It’s a well-known problem: When disaster strikes, it’s tough to get in touch with loved ones and make sure they’re okay. And ironically enough, the disaster itself doesn’t have to damage a network’s cell towers to cause this issue; cell towers simply can’t handle the traffic of everyone in the area trying to connect all at once. Text messages may not go through, and a call that actually does may get dropped after only few seconds. We rely on connectivity 24/7 in this modern age, making experts work more rapidly for solutions that stop and even prevent cell towers from overloading in crucial situations.

According to the progress made with research, the secret will eventually lie in utilizing radio and television signals. It also requires the use of phones with “smart antennas.” Some phones possess multiple types of antennas, mainly because various devices utilize different means of communication, including cellular, Wi-Fi, Bluetooth, near field communication and other technologies. Unfortunately, these signals can sometimes undermine one another. Perhaps you’ve noticed your smartphone dropping calls when someone else’s flip phone is working just fine. Of course, these crossed signals can work the opposite way too, with you sometimes finding yourself as being the only person with reception.

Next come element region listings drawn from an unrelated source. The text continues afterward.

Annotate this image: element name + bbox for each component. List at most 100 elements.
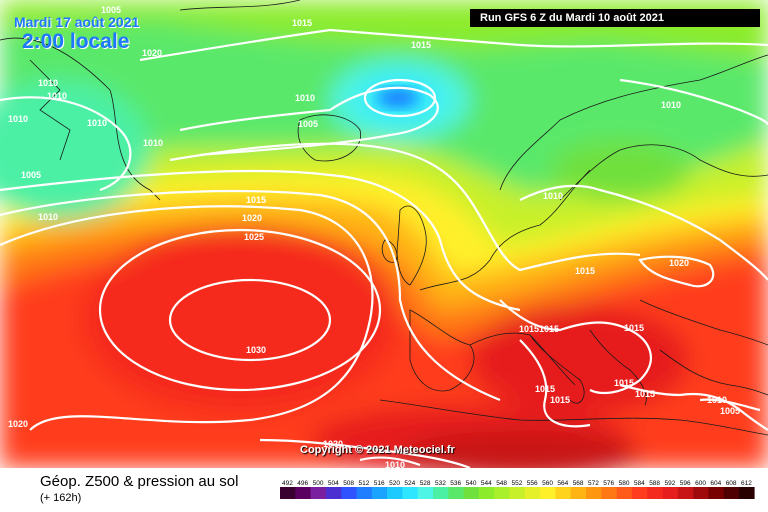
legend-swatch [708,487,724,499]
color-legend: 492 496 500 504 508 512 516 520 524 528 532 536 540 5… [280,480,755,499]
forecast-time: 2:00 locale [22,30,130,53]
isobar-label-1005-east: 1005 [720,406,740,416]
legend-value: 604 [710,480,721,487]
map-title: Géop. Z500 & pression au sol [40,473,239,490]
isobar-label-1010-a: 1010 [38,78,58,88]
legend-value: 584 [634,480,645,487]
legend-value: 536 [450,480,461,487]
legend-value: 548 [496,480,507,487]
legend-value: 600 [695,480,706,487]
forecast-date: Mardi 17 août 2021 [14,14,140,30]
legend-value: 492 [282,480,293,487]
isobar-label-1010-norway: 1010 [543,191,563,201]
isobar-label-1010-east: 1010 [707,395,727,405]
legend-swatch [325,487,342,499]
isobar-label-1010-africa: 1010 [385,460,405,468]
legend-swatch [540,487,556,499]
isobar-label-1015-greenland: 1015 [292,18,312,28]
isobar-label-1015-med-a: 1015 [535,384,555,394]
isobar-label-1010-f: 1010 [295,93,315,103]
legend-swatch [280,487,296,499]
legend-value: 500 [313,480,324,487]
legend-swatch [341,487,357,499]
isobar-label-1030-high: 1030 [246,345,266,355]
isobar-label-1015-north: 1015 [411,40,431,50]
isobar-label-1020-atlantic: 1020 [242,213,262,223]
legend-value: 592 [665,480,676,487]
legend-swatch [723,487,740,499]
legend-value: 608 [726,480,737,487]
isobar-label-1015-greece: 1015 [614,378,634,388]
isobar-label-1025-atlantic: 1025 [244,232,264,242]
legend-swatch [693,487,709,499]
isobar-label-1010-scandinavia: 1010 [661,100,681,110]
legend-swatch [739,487,755,499]
isobar-label-1010-d: 1010 [87,118,107,128]
isobar-label-1015-atlantic: 1015 [246,195,266,205]
legend-swatch [509,487,526,499]
legend-value: 508 [343,480,354,487]
legend-swatch [662,487,679,499]
forecast-hour: (+ 162h) [40,492,82,504]
isobar-label-1010-b: 1010 [47,91,67,101]
isobar-label-1015-turkey: 1015 [635,389,655,399]
run-info: Run GFS 6 Z du Mardi 10 août 2021 [470,9,760,27]
legend-value: 516 [374,480,385,487]
legend-swatch [417,487,434,499]
legend-value: 524 [404,480,415,487]
legend-value: 588 [649,480,660,487]
legend-swatch [631,487,648,499]
isobar-labels: 1005 1020 1015 1015 1010 1010 1010 1010 … [8,5,740,468]
legend-value: 564 [557,480,568,487]
legend-swatch [677,487,694,499]
legend-swatch [601,487,617,499]
legend-swatch [463,487,480,499]
legend-value: 504 [328,480,339,487]
coastlines [0,0,768,436]
isobar-lines [0,28,768,468]
legend-swatch [616,487,633,499]
legend-value: 540 [466,480,477,487]
legend-swatch [356,487,373,499]
legend-value: 544 [481,480,492,487]
legend-value: 496 [297,480,308,487]
isobar-label-1005-topleft: 1005 [101,5,121,15]
legend-value: 532 [435,480,446,487]
isobar-label-1020-sw: 1020 [8,419,28,429]
legend-value: 576 [603,480,614,487]
isobar-label-1015-italy-a: 1015 [519,324,539,334]
isobar-label-1020-east: 1020 [669,258,689,268]
isobar-label-1010-c: 1010 [8,114,28,124]
isobar-label-1010-e: 1010 [143,138,163,148]
isobar-label-1015-balkans: 1015 [624,323,644,333]
legend-swatch [555,487,571,499]
legend-value: 580 [619,480,630,487]
low-pressure-core [376,87,420,109]
isobar-label-1020-topleft: 1020 [142,48,162,58]
legend-value: 528 [420,480,431,487]
legend-swatch [586,487,602,499]
isobar-label-1015-med-b: 1015 [550,395,570,405]
map-canvas: 1005 1020 1015 1015 1010 1010 1010 1010 … [0,0,768,468]
legend-value: 556 [527,480,538,487]
legend-value: 612 [741,480,752,487]
legend-value: 520 [389,480,400,487]
legend-value: 552 [512,480,523,487]
legend-swatch [647,487,663,499]
legend-swatch [310,487,327,499]
isobar-label-1005-iceland: 1005 [298,119,318,129]
isobar-label-1015-central-europe: 1015 [575,266,595,276]
legend-value: 560 [542,480,553,487]
legend-value: 596 [680,480,691,487]
legend-swatch [494,487,510,499]
legend-swatch [402,487,418,499]
legend-value: 512 [359,480,370,487]
isobar-label-1010-west: 1010 [38,212,58,222]
copyright: Copyright © 2021 Meteociel.fr [300,444,455,456]
legend-swatch [371,487,388,499]
isobar-label-1005-west: 1005 [21,170,41,180]
legend-swatch [570,487,587,499]
isobar-label-1015-italy-b: 1015 [539,324,559,334]
legend-swatch [387,487,403,499]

The secret is to use the second instance to the advantage of the cell network. Rather than having calls dropped because of too many phones trying to connect at once, the idea is to use different types of connections to boost power. The cellular industry had to be fine-tuned to ensure that cell signals didn’t interfere with TV and radio channels. But what if, in an emergency situation, there was a failsafe that allowed mobile users to interfere with other airwaves to make that all-important phone call? This may be the future of mobile usage—and even data connectivity—as we know it.